For SLURM based tasks, we suggest the use of the special tags for ease of use.
As with non-tarred datasets, the manifest file should be passed in manifest_filepath
.
The dataloader will assume that the length of the manifest after filtering is the correct size of the dataset
for reporting training progress.
The tarred_shard_strategy
field of the config file can be set if you have multiple shards and are running
an experiment with multiple workers.
It defaults to scatter
, which preallocates a set of shards per worker which do not change during runtime.
For more information about the individual tarred datasets and the parameters you can set, including shuffling options, see the corresponding class APIs on the Datasets page.
Warning
If using multiple workers the number of shards should be divisible by the world size to ensure an even split among workers. If it is not divisible, logging will give a warning but training will proceed, but likely hang at the last epoch. In addition, if using distributed processing, each shard must have the same number of entries after filtering is applied such that each worker ends up with the same number of files. We currently do not check for this in any dataloader, but your program may hang if the shards are uneven!
Conversion to Tarred Datasets¶
You can easily convert your existing NeMo-compatible ASR datasets using the conversion script here.
python convert_to_tarred_audio_dataset.py \
--manifest_path=<path to the manifest file> \
--target_dir=<path to output directory> \
--num_shards=<number of tarfiles that will contain the audio>
--max_duration=<float representing maximum duration of audio samples> \
--min_duration=<float representing minimum duration of audio samples> \
--shuffle --shuffle_seed=0
This script will shuffle the entries in the given manifest (if --shuffle
is set, which we recommend), filter
audio files according to min_duration
and max_duration
, and tar the remaining audio files to the directory
--target_dir
in n
shards, along with separate manifest and metadata files.

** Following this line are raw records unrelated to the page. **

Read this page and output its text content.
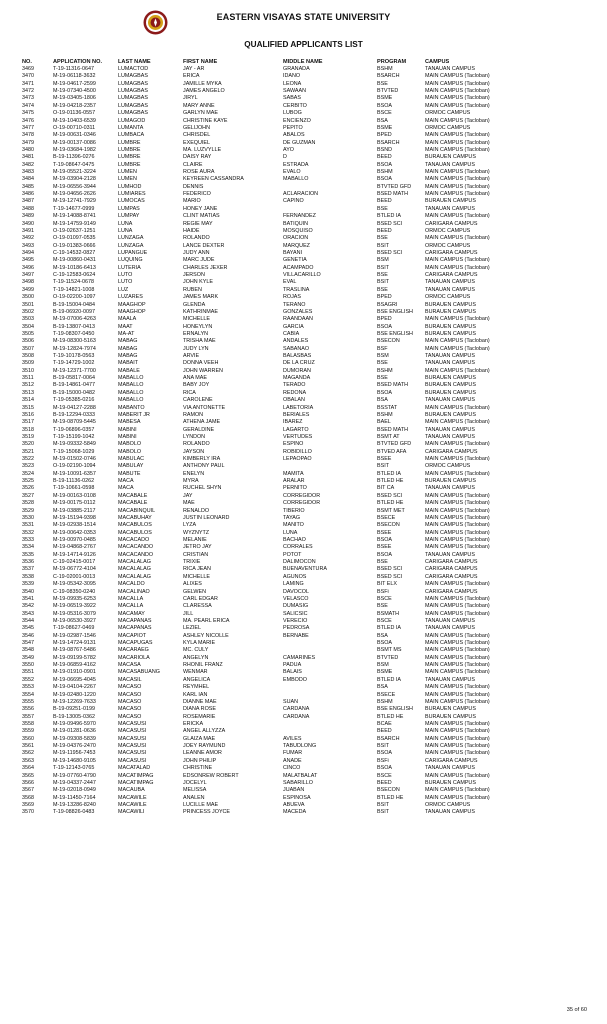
EASTERN VISAYAS STATE UNIVERSITY
QUALIFIED APPLICANTS LIST
NO.	APPLICATION NO.	LAST NAME	FIRST NAME	MIDDLE NAME	PROGRAM	CAMPUS
3469	T-19-11316-0647	LUMACTOD	JAY - AR	GRANADA	BSHM	TANAUAN CAMPUS
3470	M-19-06118-3632	LUMAGBAS	ERICA	IDANO	BSARCH	MAIN CAMPUS (Tacloban)
3471	M-19-04617-2599	LUMAGBAS	JAMILLE MYKA	LEONA	BSE	MAIN CAMPUS (Tacloban)
3472	M-19-07340-4500	LUMAGBAS	JAMES ANGELO	SAWAAN	BTVTED	MAIN CAMPUS (Tacloban)
3473	M-19-03405-1806	LUMAGBAS	JIRYL	SABAS	BSME	MAIN CAMPUS (Tacloban)
3474	M-19-04218-2357	LUMAGBAS	MARY ANNE	CERBITO	BSOA	MAIN CAMPUS (Tacloban)
3475	O-19-01136-0557	LUMAGBAS	GARLYN MAE	LUBOG	BSCE	ORMOC CAMPUS
3476	M-19-10403-6539	LUMAGOD	CHRISTINE KAYE	ENCIENZO	BSA	MAIN CAMPUS (Tacloban)
3477	O-19-00710-0311	LUMANTA	GELIJOHN	PEPITO	BSME	ORMOC CAMPUS
3478	M-19-00631-0346	LUMBACA	CHRISDEL	ABALOS	BPED	MAIN CAMPUS (Tacloban)
3479	M-19-00137-0086	LUMBRE	EXEQUIEL	DE GUZMAN	BSARCH	MAIN CAMPUS (Tacloban)
3480	M-19-03684-1982	LUMBRE	MA. LUZVYLLE	AYO	BSND	MAIN CAMPUS (Tacloban)
3481	B-19-11396-0276	LUMBRE	DAISY RAY	D	BEED	BURAUEN CAMPUS
3482	T-19-08647-0475	LUMBRE	CLAIRE	ESTRADA	BSOA	TANAUAN CAMPUS
3483	M-19-05521-3224	LUMEN	ROSE AURA	EVALO	BSHM	MAIN CAMPUS (Tacloban)
3484	M-19-03904-2128	LUMEN	KEYREEN CASSANDRA	MABALLO	BSOA	MAIN CAMPUS (Tacloban)
3485	M-19-06556-3944	LUMHOD	DENNIS		BTVTED GFD	MAIN CAMPUS (Tacloban)
3486	M-19-04656-2626	LUMIARES	FEDERICO	ACLARACION	BSED MATH	MAIN CAMPUS (Tacloban)
3487	M-19-12741-7929	LUMOCAS	MARIO	CAPINO	BEED	BURAUEN CAMPUS
3488	T-19-14677-0999	LUMPAS	HONEY JANE		BSE	TANAUAN CAMPUS
3489	M-19-14088-8741	LUMPAY	CLINT MATIAS	FERNANDEZ	BTLED IA	MAIN CAMPUS (Tacloban)
3490	M-19-14759-9149	LUNA	REGIE MAY	BATIQUIN	BSED SCI	CARIGARA CAMPUS
3491	O-19-02637-1251	LUNA	HAIDE	MOSQUISO	BEED	ORMOC CAMPUS
3492	O-19-01097-0535	LUNZAGA	ROLANDO	ORACION	BSE	MAIN CAMPUS (Tacloban)
3493	O-19-01383-0666	LUNZAGA	LANCE DEXTER	MARQUEZ	BSIT	ORMOC CAMPUS
3494	C-19-14532-0827	LUPANGUE	JUDY ANN	BAYANI	BSED SCI	CARIGARA CAMPUS
3495	M-19-00860-0431	LUQUING	MARC JUDE	GENETIA	BSM	MAIN CAMPUS (Tacloban)
3496	M-19-10186-6413	LUTERIA	CHARLES JEXER	ACAMPADO	BSIT	MAIN CAMPUS (Tacloban)
3497	C-19-12583-0624	LUTO	JERSON	VILLACARILLO	BSE	CARIGARA CAMPUS
3498	T-19-11524-0678	LUTO	JOHN KYLE	EVAL	BSIT	TANAUAN CAMPUS
3499	T-19-14821-1008	LUZ	RUBEN	TRASLINA	BSE	TANAUAN CAMPUS
3500	O-19-02200-1097	LUZARES	JAMES MARK	ROJAS	BPED	ORMOC CAMPUS
3501	B-19-15004-0484	MAAGHOP	GLENDA	TERANO	BSAGRI	BURAUEN CAMPUS
3502	B-19-06920-0097	MAAGHOP	KATHRINMAE	GONZALES	BSE ENGLISH	BURAUEN CAMPUS
3503	M-19-07006-4263	MAALA	MICHELLE	RAANDAAN	BPED	MAIN CAMPUS (Tacloban)
3504	B-19-13807-0413	MAAT	HONEYLYN	GARCIA	BSOA	BURAUEN CAMPUS
3505	T-19-08307-0450	MA-AT	ERNALYN	CABIA	BSE ENGLISH	BURAUEN CAMPUS
3506	M-19-08300-5163	MABAG	TRISHA MAE	ANDALES	BSECON	MAIN CAMPUS (Tacloban)
3507	M-19-12824-7974	MABAG	JUDY LYN	SABANAO	BSF	MAIN CAMPUS (Tacloban)
3508	T-19-10178-0563	MABAG	ARVIE	BALASBAS	BSM	TANAUAN CAMPUS
3509	T-19-14729-1002	MABAIT	DONNA VEEH	DE LA CRUZ	BSE	TANAUAN CAMPUS
3510	M-19-12371-7700	MABALE	JOHN WARREN	DUMORAN	BSHM	MAIN CAMPUS (Tacloban)
3511	B-19-05817-0064	MABALLO	ANA MAE	MAGANDA	BSE	BURAUEN CAMPUS
3512	B-19-14861-0477	MABALLO	BABY JOY	TERADO	BSED MATH	BURAUEN CAMPUS
3513	B-19-15000-0482	MABALLO	RICA	REDOÑA	BSOA	BURAUEN CAMPUS
3514	T-19-05385-0216	MABALLO	CAROLENE	OBALAN	BSA	TANAUAN CAMPUS
3515	M-19-04127-2288	MABANTO	VIA ANTONETTE	LABETORIA	BSSTAT	MAIN CAMPUS (Tacloban)
3516	B-19-12294-0333	MABERIT JR	RAMON	BERIALES	BSHM	BURAUEN CAMPUS
3517	M-19-08709-5445	MABESA	ATHENA JAME	IBAREZ	BAEL	MAIN CAMPUS (Tacloban)
3518	T-19-06896-0357	MABINI	GERALDINE	LAGARTO	BSED MATH	TANAUAN CAMPUS
3519	T-19-15199-1042	MABINI	LYNDON	VERTUDES	BSMT AT	TANAUAN CAMPUS
3520	M-19-09332-5849	MABOLO	ROLANDO	ESPINO	BTVTED GFD	MAIN CAMPUS (Tacloban)
3521	T-19-15068-1029	MABOLO	JAYSON	ROBIDILLO	BTVED AFA	CARIGARA CAMPUS
3522	M-19-01502-0746	MABULAC	KIMBERLY IRA	LEPAOPAO	BSEE	MAIN CAMPUS (Tacloban)
3523	O-19-02190-1094	MABULAY	ANTHONY PAUL		BSIT	ORMOC CAMPUS
3524	M-19-10091-6357	MABUTE	ENELYN	MAMITA	BTLED IA	MAIN CAMPUS (Tacloban)
3525	B-19-11136-0262	MACA	MYRA	ARALAR	BTLED HE	BURAUEN CAMPUS
3526	T-19-10661-0598	MACA	RUCHEL SHYN	PERNITO	BIT CA	TANAUAN CAMPUS
3527	M-19-00163-0108	MACABALE	JAY	CORREGIDOR	BSED SCI	MAIN CAMPUS (Tacloban)
3528	M-19-00175-0112	MACABALE	MAE	CORREGIDOR	BTLED HE	MAIN CAMPUS (Tacloban)
3529	M-19-03885-2117	MACABINQUIL	RENALDO	TIBERIO	BSMT MET	MAIN CAMPUS (Tacloban)
3530	M-19-15194-9398	MACABUHAY	JUSTIN LEONARD	TAYAG	BSECE	MAIN CAMPUS (Tacloban)
3531	M-19-02938-1514	MACABULOS	LYZA	MANITO	BSECON	MAIN CAMPUS (Tacloban)
3532	M-19-00642-0353	MACABULOS	WYZNYTZ	LUNA	BSEE	MAIN CAMPUS (Tacloban)
3533	M-19-00970-0485	MACACADO	MELANIE	BACHAO	BSOA	MAIN CAMPUS (Tacloban)
3534	M-19-04868-2767	MACACANDO	JETRO JAY	CORRALES	BSEE	MAIN CAMPUS (Tacloban)
3535	M-19-14714-9126	MACACANDO	CRISTIAN	POTOT	BSOA	TANAUAN CAMPUS
3536	C-19-02415-0017	MACALALAG	TRIXIE	DALIMOCON	BSE	CARIGARA CAMPUS
3537	M-19-06772-4104	MACALALAG	RICA JEAN	BUENAVENTURA	BSED SCI	CARIGARA CAMPUS
3538	C-19-02001-0013	MACALALAG	MICHELLE	AGUNOS	BSED SCI	CARIGARA CAMPUS
3539	M-19-05342-3095	MACALDO	ALIXES	LAMING	BIT ELX	MAIN CAMPUS (Tacloban)
3540	C-19-08350-0240	MACALINAO	GELWEN	DAVOCOL	BSFi	CARIGARA CAMPUS
3541	M-19-09935-6253	MACALLA	CARL EDGAR	VELASCO	BSCE	MAIN CAMPUS (Tacloban)
3542	M-19-06519-3922	MACALLA	CLARESSA	DUMASIG	BSE	MAIN CAMPUS (Tacloban)
3543	M-19-05316-3079	MACAMAY	JILL	SALICSIC	BSMATH	MAIN CAMPUS (Tacloban)
3544	M-19-06530-3927	MACAPANAS	MA. PEARL ERICA	VERECIO	BSCE	TANAUAN CAMPUS
3545	T-19-08627-0469	MACAPANAS	LEZIEL	PEDROSA	BTLED IA	TANAUAN CAMPUS
3546	M-19-02987-1546	MACAPIOT	ASHLEY NICOLLE	BERNABE	BSA	MAIN CAMPUS (Tacloban)
3547	M-19-14724-9131	MACAPUGAS	KYLA MARIE		BSOA	MAIN CAMPUS (Tacloban)
3548	M-19-08767-5486	MACARAEG	MC. CULY		BSMT MS	MAIN CAMPUS (Tacloban)
3549	M-19-09199-5782	MACARIOLA	ANGELYN	CAMARINES	BTVTED	MAIN CAMPUS (Tacloban)
3550	M-19-06859-4162	MACASA	RHONIL FRANZ	PADUA	BSM	MAIN CAMPUS (Tacloban)
3551	M-19-01910-0901	MACASABUANG	WENMAR	BALAIS	BSME	MAIN CAMPUS (Tacloban)
3552	M-19-06695-4045	MACASIL	ANGELICA	EMBODO	BTLED IA	TANAUAN CAMPUS
3553	M-19-04104-2267	MACASO	REYMHEL		BSA	MAIN CAMPUS (Tacloban)
3554	M-19-02480-1220	MACASO	KARL IAN		BSECE	MAIN CAMPUS (Tacloban)
3555	M-19-12269-7633	MACASO	DIANNE MAE	SUAN	BSHM	MAIN CAMPUS (Tacloban)
3556	B-19-09251-0199	MACASO	DIANA ROSE	CARDAÑA	BSE ENGLISH	BURAUEN CAMPUS
3557	B-19-13005-0362	MACASO	ROSEMARIE	CARDAÑA	BTLED HE	BURAUEN CAMPUS
3558	M-19-09496-5970	MACASUSI	ERICKA		BCAE	MAIN CAMPUS (Tacloban)
3559	M-19-01281-0636	MACASUSI	ANGEL ALLYZZA		BEED	MAIN CAMPUS (Tacloban)
3560	M-19-09308-5839	MACASUSI	GLAIZA MAE	AVILES	BSARCH	MAIN CAMPUS (Tacloban)
3561	M-19-04376-2470	MACASUSI	JOEY RAYMUND	TABUDLONG	BSIT	MAIN CAMPUS (Tacloban)
3562	M-19-11956-7453	MACASUSI	LEANNE AMOR	FUMAR	BSOA	MAIN CAMPUS (Tacloban)
3563	M-19-14680-9105	MACASUSI	JOHN PHILIP	ANADE	BSFi	CARIGARA CAMPUS
3564	T-19-12143-0765	MACATALAD	CHRISTINE	CINCO	BSOA	TANAUAN CAMPUS
3565	M-19-07760-4790	MACATIMPAG	EDSONREW ROBERT	MALATBALAT	BSCE	MAIN CAMPUS (Tacloban)
3566	M-19-04337-2447	MACATIMPAG	JOCELYL	SABARILLO	BEED	BURAUEN CAMPUS
3567	M-19-02018-0949	MACAUBA	MELISSA	JUABAN	BSECON	MAIN CAMPUS (Tacloban)
3568	M-19-11450-7164	MACAWILE	ANALEN	ESPINOSA	BTLED HE	MAIN CAMPUS (Tacloban)
3569	M-19-13286-8240	MACAWILE	LUCILLE MAE	ABUEVA	BSIT	ORMOC CAMPUS
3570	T-19-08826-0483	MACAWILI	PRINCESS JOYCE	MACEDA	BSIT	TANAUAN CAMPUS
35 of 60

The files in the target directory will look like:
target_dir/
├── audio_1.tar
├── audio_2.tar
├── ...
├── metadata.yaml
└── tarred_audio_manifest.json
Note that file structures will be flattened such that all audio files are at the top level in each tarball, so to
ensure that filenames are unique in the tarred dataset and the filepaths do not contain “-sub”, forward slashes in each audio_filepath
are simply
converted to underscores.
For example, a manifest entry for /data/directory1/file.wav
would be _data_directory1_file.wav
in the tarred
dataset manifest, and /data/directory2/file.wav
would be converted to _data_directory2_file.wav
.